After private thermal power producers, it is now the turn of equipment suppliers to raise their voice against non-payment of dues by Uttar Prad-esh’s five power distribution entities. The equipment suppliers, many of them MSMEs, claim the discoms’ unpaid dues to them have piled up to Rs 2,000 crore, including amounts pending for even four years.

The state’s undisciplined payment patterns have hurt smaller local industries that are facing unprecedented liquidity crunch in the coronavirus pandemic, said industry sources.

They have pushed some larger suppliers into stopping doing business with UP discoms, industry sources said.

“Most of these suppliers MSMEs with low cash reserves, and the state keeps clearing payments in very small instalments,” said RK Chugh, president of the Indian electrical equipment manufacturers’ association (IEEMA). The states discoms owes money even to small transformer repair contractors who have been worst hit by the coronavirus outbreak.

As reported by FE earlier, private power plants which have large sums yet to be received from the state discoms include Tata Power’s Bara unit (Rs 1,249 crore), Bajaj Lalitpur (Rs 3,370 crore), KSK Mahanadi (Rs 1,676 crore) and Hindustan Power’s Anuppur (Rs 1,306 crore).

While none of five discoms in the state have a satisfactory track record regarding clearing payments, equipment suppliers say that the worst experiences are faced in Varanasi, followed by Agra and Meerut. “UP discoms have the most complex system of clearing payments among all states and we were accustomed with the usual four two six months delays in receiving payments, but now the normal clearance time has spiraled to 18 months,” said Pawan Jain CEO of Kotsons which has been in transformer manufacturing for 40 years. “Seeing the irregularity in payments, we have decided not to get into business transactions with Uttar Pradesh government power departments,” Jain added.

Much of these equipment were supplied under various schemes of both the centre and the state government to upgrade the distribution infrastructure to cut down losses. While part payments for supplies under such schemes are made sporadically and with much delay, settlement of dues are much worse for supplies to projects implemented under the discoms’ own capital expenditure plans. “When we request to fast-track payments, discom officials often threat us with blacklisting us so that we cannot supply to government projects anymore and we are expected to continue supplying without getting paid,” and equipment supplier said on condition of anonymity.

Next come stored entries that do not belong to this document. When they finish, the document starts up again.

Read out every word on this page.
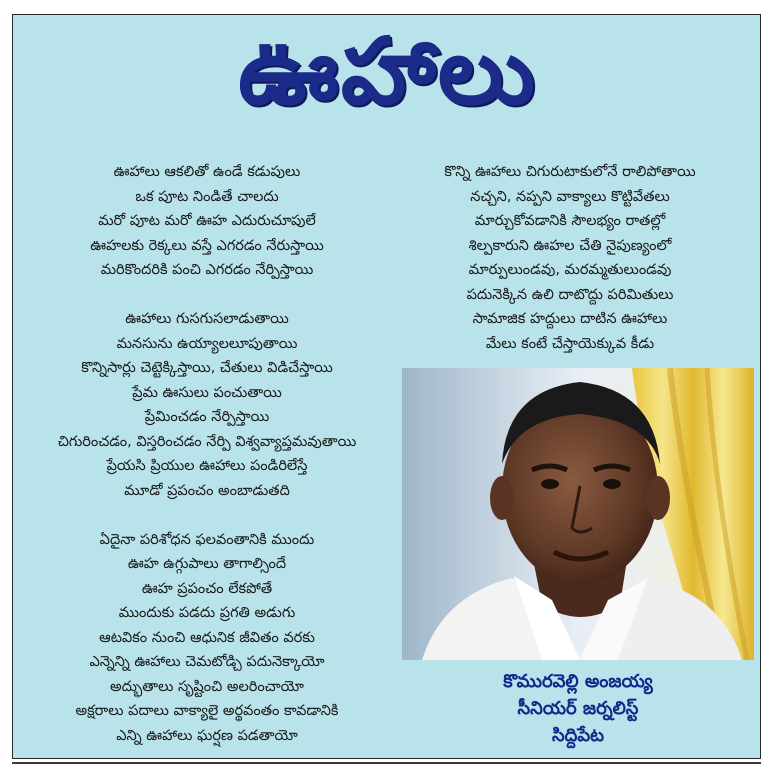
ఊహాలు
ఊహాలు ఆకలితో ఉండే కడుపులు
ఒక పూట నిండితే చాలదు
మరో పూట మరో ఊహ ఎదురుచూపులే
ఊహలకు రెక్కలు వస్తే ఎగరడం నేరుస్తాయి
మరికొందరికి పంచి ఎగరడం నేర్పిస్తాయి
ఊహాలు గుసగుసలాడుతాయి
మనసును ఉయ్యాలలూపుతాయి
కొన్నిసార్లు చెట్టెక్కిస్తాయి, చేతులు విడిచేస్తాయి
ప్రేమ ఊసులు పంచుతాయి
ప్రేమించడం నేర్పిస్తాయి
చిగురించడం, విస్తరించడం నేర్పి విశ్వవ్యాప్తమవుతాయి
ప్రేయసి ప్రియుల ఊహాలు పండిరిలేస్తే
మూడో ప్రపంచం అంబాడుతది
ఏదైనా పరిశోధన ఫలవంతానికి ముందు
ఊహ ఉగ్గుపాలు తాగాల్సిందే
ఊహ ప్రపంచం లేకపోతే
ముందుకు పడదు ప్రగతి అడుగు
ఆటవికం నుంచి ఆధునిక జీవితం వరకు
ఎన్నెన్ని ఊహాలు చెమటోడ్చి పదునెక్కాయో
అద్భుతాలు సృష్టించి అలరించాయో
అక్షరాలు పదాలు వాక్యాలై అర్థవంతం కావడానికి
ఎన్ని ఊహాలు ఘర్షణ పడతాయో
కొన్ని ఊహాలు చిగురుటాకులోనే రాలిపోతాయి
నచ్చని, నప్పని వాక్యాలు కొట్టివేతలు
మార్చుకోవడానికి సౌలభ్యం రాతల్లో
శిల్పకారుని ఊహల చేతి నైపుణ్యంలో
మార్పులుండవు, మరమ్మతులుండవు
పదునెక్కిన ఉలి దాటొద్దు పరిమితులు
సామాజిక హద్దులు దాటిన ఊహాలు
మేలు కంటే చేస్తాయెక్కువ కీడు
కొమురవెల్లి అంజయ్య
సీనియర్ జర్నలిస్ట్
సిద్దిపేట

Meter suppliers are waiting to receive around Rs 500 crore of balance payments for products supplied more than two years ago. The state intends to install 40 lakh smart meters by December 2020 out of which 10.3 lakh have already been installed. The state also targets to meter all 16.41 lakh un-metered consumers in the next two months. “If the outstanding is not cleared small players will not be able to buy parts and equipment and quote for new supply tenders,” said Amit Kumar, chairman of IEEMA’s energy meter division. Local meter makers are being devoid of cash at a time when they are planning to ramp up their production capacity to cut Chinese imports, as the government intends to gradually replace all the existing 270 million meters with smart meters. According to research firm Crisil, over 60% of the electricity meters, parts and accessories imported in 2019 were from China, due to lower cost of meters and components.

Independent thermal power producers have rejected Uttar Pradesh government’s proposal of settling the discoms’ dues to them contingent on the power plants offering tariff rebates for past supplies. As on March 31, the state owned Rs 17,825 crore to various power generators.